Shay segurou a amiga e olhou bem em seus olhos por um segundo.
– Está se sentindo culpada, não está?
Tally devolveu o olhar, sem conseguir falar. No ar frio da noite, sentia–se desprotegida, como se Shay pudesse ver através de suas mentiras.
– Como é que é?
– Culpada. Não só por ter contado a alguém sobre a Fumaça, mas também porque esse alguém pode acabar vindo para cá. Agora que você conhece a Fumaça, não está mais segura de que foi uma boa ideia. – Shay suspirou: – Sei que no início parece esquisito e que há muito trabalho duro por aqui. Mas acho que vai acabar gostando.
Tally baixou a cabeça, sentindo lágrimas nos olhos.
– Não é essa a questão.
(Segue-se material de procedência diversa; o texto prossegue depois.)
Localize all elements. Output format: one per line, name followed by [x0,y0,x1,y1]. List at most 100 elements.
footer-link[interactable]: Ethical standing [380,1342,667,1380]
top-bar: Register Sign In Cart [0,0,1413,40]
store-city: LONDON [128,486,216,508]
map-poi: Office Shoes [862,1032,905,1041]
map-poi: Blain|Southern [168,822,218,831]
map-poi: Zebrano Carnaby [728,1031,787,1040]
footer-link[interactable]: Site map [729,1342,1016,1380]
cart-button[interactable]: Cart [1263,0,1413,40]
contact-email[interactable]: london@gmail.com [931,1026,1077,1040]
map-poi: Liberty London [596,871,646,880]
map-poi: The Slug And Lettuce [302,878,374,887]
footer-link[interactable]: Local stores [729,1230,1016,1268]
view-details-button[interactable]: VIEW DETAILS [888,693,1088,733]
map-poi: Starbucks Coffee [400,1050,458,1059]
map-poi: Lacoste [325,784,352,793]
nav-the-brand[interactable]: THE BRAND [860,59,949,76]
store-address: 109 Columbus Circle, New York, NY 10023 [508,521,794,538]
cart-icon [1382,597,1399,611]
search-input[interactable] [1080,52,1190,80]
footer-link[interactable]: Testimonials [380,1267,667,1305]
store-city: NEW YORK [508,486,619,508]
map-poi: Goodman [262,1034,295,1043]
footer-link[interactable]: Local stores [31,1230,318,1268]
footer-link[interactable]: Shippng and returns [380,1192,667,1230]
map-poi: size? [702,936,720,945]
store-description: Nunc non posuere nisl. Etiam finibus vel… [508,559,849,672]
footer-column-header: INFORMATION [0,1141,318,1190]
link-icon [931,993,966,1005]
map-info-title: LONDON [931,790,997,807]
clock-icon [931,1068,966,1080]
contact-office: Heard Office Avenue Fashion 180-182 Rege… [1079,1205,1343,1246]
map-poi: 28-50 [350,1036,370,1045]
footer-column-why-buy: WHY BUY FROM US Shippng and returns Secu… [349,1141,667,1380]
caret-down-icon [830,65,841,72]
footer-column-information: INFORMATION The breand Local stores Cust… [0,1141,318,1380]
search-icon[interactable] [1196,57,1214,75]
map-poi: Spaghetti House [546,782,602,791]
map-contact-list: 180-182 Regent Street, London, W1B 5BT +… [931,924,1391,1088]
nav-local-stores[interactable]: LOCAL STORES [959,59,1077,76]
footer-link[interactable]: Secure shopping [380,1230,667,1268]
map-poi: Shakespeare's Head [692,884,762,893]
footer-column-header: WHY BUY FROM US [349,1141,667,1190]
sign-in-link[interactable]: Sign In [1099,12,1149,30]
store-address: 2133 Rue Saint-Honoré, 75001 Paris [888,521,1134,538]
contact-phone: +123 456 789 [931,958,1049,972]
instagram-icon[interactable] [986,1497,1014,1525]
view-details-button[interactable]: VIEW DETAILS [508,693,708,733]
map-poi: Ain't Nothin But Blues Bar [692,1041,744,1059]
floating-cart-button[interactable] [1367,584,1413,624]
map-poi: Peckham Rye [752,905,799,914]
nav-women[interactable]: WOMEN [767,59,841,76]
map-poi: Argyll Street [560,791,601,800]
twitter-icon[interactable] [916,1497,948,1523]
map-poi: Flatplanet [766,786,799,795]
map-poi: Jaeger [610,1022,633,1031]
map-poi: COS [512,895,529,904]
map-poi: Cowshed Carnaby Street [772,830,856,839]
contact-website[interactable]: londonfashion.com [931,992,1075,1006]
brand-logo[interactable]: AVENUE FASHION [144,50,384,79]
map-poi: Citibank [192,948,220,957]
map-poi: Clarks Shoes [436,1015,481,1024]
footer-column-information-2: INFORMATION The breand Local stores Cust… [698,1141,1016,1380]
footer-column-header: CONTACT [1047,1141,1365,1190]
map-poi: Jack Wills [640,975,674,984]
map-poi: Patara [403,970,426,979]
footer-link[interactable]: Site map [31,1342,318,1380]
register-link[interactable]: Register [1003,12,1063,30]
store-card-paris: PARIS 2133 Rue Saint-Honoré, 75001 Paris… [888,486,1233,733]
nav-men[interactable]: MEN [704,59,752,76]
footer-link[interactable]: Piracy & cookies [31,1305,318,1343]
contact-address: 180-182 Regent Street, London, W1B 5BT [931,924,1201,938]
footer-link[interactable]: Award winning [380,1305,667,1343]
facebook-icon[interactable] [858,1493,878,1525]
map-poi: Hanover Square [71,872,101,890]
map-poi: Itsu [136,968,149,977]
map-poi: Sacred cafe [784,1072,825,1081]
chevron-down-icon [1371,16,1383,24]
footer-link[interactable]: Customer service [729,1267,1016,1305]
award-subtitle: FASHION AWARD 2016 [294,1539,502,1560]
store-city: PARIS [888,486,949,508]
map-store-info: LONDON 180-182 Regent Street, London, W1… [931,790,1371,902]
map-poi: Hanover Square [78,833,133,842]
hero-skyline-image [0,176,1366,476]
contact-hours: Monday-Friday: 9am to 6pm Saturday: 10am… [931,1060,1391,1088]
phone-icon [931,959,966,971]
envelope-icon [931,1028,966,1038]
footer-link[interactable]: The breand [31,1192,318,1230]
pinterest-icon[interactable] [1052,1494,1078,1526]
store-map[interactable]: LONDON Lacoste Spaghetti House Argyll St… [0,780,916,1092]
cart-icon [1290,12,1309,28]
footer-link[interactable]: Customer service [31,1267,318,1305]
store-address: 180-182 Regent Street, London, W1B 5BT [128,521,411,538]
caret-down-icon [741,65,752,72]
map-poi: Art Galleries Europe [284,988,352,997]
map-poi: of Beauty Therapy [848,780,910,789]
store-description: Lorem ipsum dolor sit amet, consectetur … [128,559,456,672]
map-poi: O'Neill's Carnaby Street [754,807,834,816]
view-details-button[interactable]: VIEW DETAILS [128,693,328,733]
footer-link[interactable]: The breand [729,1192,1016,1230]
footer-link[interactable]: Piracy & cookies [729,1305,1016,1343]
Ou talvez seja. É que eu não sei se...
As palavras estavam entaladas na garganta. Se continuasse, teria de contar a verdade a Shay: que ela era uma espiã, uma traidora enviada ali para destruir tudo que os cercava. E que Shay era a idiota que a havia levado até lá.
– Ei, calma, está tudo bem. – Shay segurou e acalentou Tally, que começava a chorar. – Desculpe. Não devia ter jogado tudo isso em cima de você de uma vez. É quê tenho me sentido meio distante desde que chegou. Parece que você não quer olhar para mim.
– Eu devia contar tudo a você.
– Shhh. – Os dedos de Shay acariciaram os cabelos de Tally. – Estou feliz com você por perto.
Tally não conteve as lágrimas. Escondeu o rosto na manga desfiada do seu novo suéter e sentiu o calor de Shay a acolhendo. Era tomada por uma terrível culpa a cada gesto de carinho da amiga.
Metade de si estava feliz por ter ido à Fumaça e visto tudo aquilo. Poderia passar a vida inteira na cidade sem conhecer quase nada do mundo. Mas a outra metade ainda desejava que houvesse ativado o pingente imediatamente na chegada à Fumaça. Assim, tudo teria sido muito mais fácil.
Contudo, não havia como voltar no tempo. Ela tinha de se decidir por trair a Fumaça ou não. E estava totalmente ciente das implicações para Shay,David e todos os outros que viviam ali.
– Está tudo bem, Tally – sussurrou Shay. – Vai dar tudo certo.